Open tsemmler05 opened 1 year ago
Perhaps we can make use of the fact that we are on multi proc machines. In shell I used to find loops with a similar number of elements as there are threads. e.g. a loop over the output variables and put a &
at the end of the mv
command.
The equivalent in python might be to encapsulate the os.sys("mv ${file}")
command inside of a dask delayed section. You can find an example here: https://github.com/JanStreffing/2020_AWICM3_GMD_PAPER/blob/main/python/hovm_difference-cdo.ipynb block 6
As this would be something in the backend, I'd not do the integration myself though. Any takers? :) I guess we could save maybe a factor 10 or here.
The parallel feature will be added during the refactoring of the file dictionaries, I have added to the project so that we don't forget about it.
Just to comment: We had this problem with FOCI-OpenIFS using a 1/12° ocean grid. Our "solution" was to directly write output to the outdata dir rather than the work dir. In an xml file for XIOS this means doing
<file_definition type="one_file" name="../../outdata/nemo/@expname@_@freq@_@startdate@_@enddate@" sync_freq="1d" min_digits="4">
Thanks @joakimkjellsson, goes a little against the safety of the work directory, but I agree, some times we need work-arounds. The good news is that many of these problems will be solved once we release the new filedicts syntax/module and we offer to the user two file structures: the old ultra-safe structure (run_DATE/[work, outdata, restarts, ...]
) or the less safe but faster "run_DATE
is the work folder" (no file duplication inside run_date
)
@tsemmler05, was this specific problem already solved by telling ESM-Tools to move the files instead of copy them?
Even if that's the case, I'll keep the issue opened until we incorporate the parallelization suggested by @JanStreffing into ESM-Tools.
Though it was not not needed here, I think it still nice to have.

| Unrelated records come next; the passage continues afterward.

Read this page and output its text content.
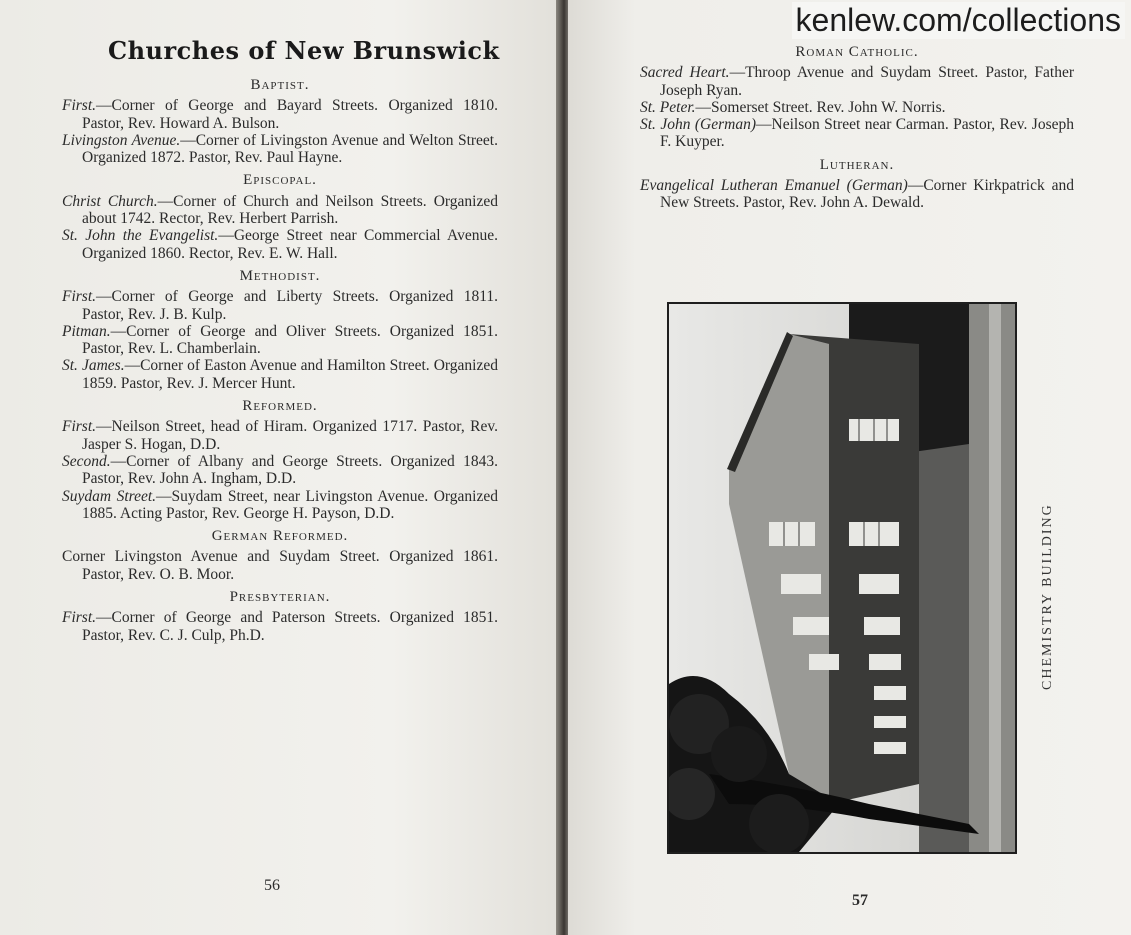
Churches of New Brunswick
Baptist.

First.—Corner of George and Bayard Streets. Organized 1810. Pastor, Rev. Howard A. Bulson.

Livingston Avenue.—Corner of Livingston Avenue and Welton Street. Organized 1872. Pastor, Rev. Paul Hayne.

Episcopal.

Christ Church.—Corner of Church and Neilson Streets. Organized about 1742. Rector, Rev. Herbert Parrish.

St. John the Evangelist.—George Street near Commercial Avenue. Organized 1860. Rector, Rev. E. W. Hall.

Methodist.

First.—Corner of George and Liberty Streets. Organized 1811. Pastor, Rev. J. B. Kulp.

Pitman.—Corner of George and Oliver Streets. Organized 1851. Pastor, Rev. L. Chamberlain.

St. James.—Corner of Easton Avenue and Hamilton Street. Organized 1859. Pastor, Rev. J. Mercer Hunt.

Reformed.

First.—Neilson Street, head of Hiram. Organized 1717. Pastor, Rev. Jasper S. Hogan, D.D.

Second.—Corner of Albany and George Streets. Organized 1843. Pastor, Rev. John A. Ingham, D.D.

Suydam Street.—Suydam Street, near Livingston Avenue. Organized 1885. Acting Pastor, Rev. George H. Payson, D.D.

German Reformed.

Corner Livingston Avenue and Suydam Street. Organized 1861. Pastor, Rev. O. B. Moor.

Presbyterian.

First.—Corner of George and Paterson Streets. Organized 1851. Pastor, Rev. C. J. Culp, Ph.D.

56
57
Roman Catholic.

Sacred Heart.—Throop Avenue and Suydam Street. Pastor, Father Joseph Ryan.

St. Peter.—Somerset Street. Rev. John W. Norris.

St. John (German)—Neilson Street near Carman. Pastor, Rev. Joseph F. Kuyper.

Lutheran.

Evangelical Lutheran Emanuel (German)—Corner Kirkpatrick and New Streets. Pastor, Rev. John A. Dewald.

CHEMISTRY BUILDING
kenlew.com/collections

There will always be some files to copy around because they come from pool and are altered at runtime.
On aleph I ran one year of simulation with large amounts of output:
/scratch/awiiccp5/1950e/
To compare, I also ran one year of simulation with limited output:
/scratch/awiiccp5/1950c_limitedoutput/
In the case of the limited output the result of
stat /scratch/awiiccp5/1950c_limitedoutput/outdata/fesom/vice.fesom.1900.nc
is:
In the case of the large output I get:
or
stat /scratch/awiiccp5/1950e/outdata/fesom/salt.fesom.1900.nc File: '/scratch/awiiccp5/1950e/outdata/fesom/salt.fesom.1900.nc' Size: 193795468497 Blocks: 378506920 IO Block: 4194304 regular file Device: cdb43cdah/3451141338d Inode: 720577194308533609 Links: 1 Access: (0644/-rw-r--r--) Uid: (20907/awiiccp5) Gid: (14907/ iccp2) Access: 2022-08-30 10:09:21.000000000 +0900 Modify: 2022-08-30 08:27:57.000000000 +0900 Change: 2022-08-30 12:04:30.000000000 +0900 Birth: -
more /scratch/awiiccp5/1950e/log/1950e_awicm3.log gives:
Tue Aug 30 08:28:34 2022 : # Beginning of Experiment 1950e Tue Aug 30 08:28:34 2022 : tidy 1 1900-01-01T00:00:00 652375.sdb - start Tue Aug 30 08:28:34 2022 : tidy 1 1900-01-01T00:00:00 652375.sdb - start Tue Aug 30 12:04:50 2022 : prepcompute 2 1901-01-01T00:00:00 652375.sdb - start Tue Aug 30 12:07:31 2022 : prepcompute 2 1901-01-01T00:00:00 652375.sdb - done Tue Aug 30 12:07:31 2022 : tidy 2 1901-01-01T00:00:00 652375.sdb - done Tue Aug 30 12:07:31 2022 : observe_compute 2 1900-01-01T00:00:00 652375.sdb - do ne Tue Aug 30 12:07:37 2022 : compute 1 1900-01-01T00:00:00 82548 - done Tue Aug 30 12:45:14 2022 : compute 2 1901-01-01T00:00:00 652375.sdb - start Tue Aug 30 12:45:57 2022 : observe_compute 2 1901-01-01T00:00:00 652838.sdb - st art
Between 08:27:57 and 12:04:29 the esm_runscripts are only tidying up and accessing some FESOM output data. 350 nodes are blocked for such a long time - for comparison: the computation of 1 year takes 05:20 hours while the tidying up takes 03:36 hours. In the case of the limited output the situation is not as bad (13 minutes for tidying up) but could still be improved. Question is for what purpose the FESOM output data are accessed. It seems like that the FESOM output data are not only moved from one directory to the other but that something is also done to the FESOM data. Is there a possibility to optimize this? It would also help if the esm tools would output time stamps to see due to which esm tools process the time is lost.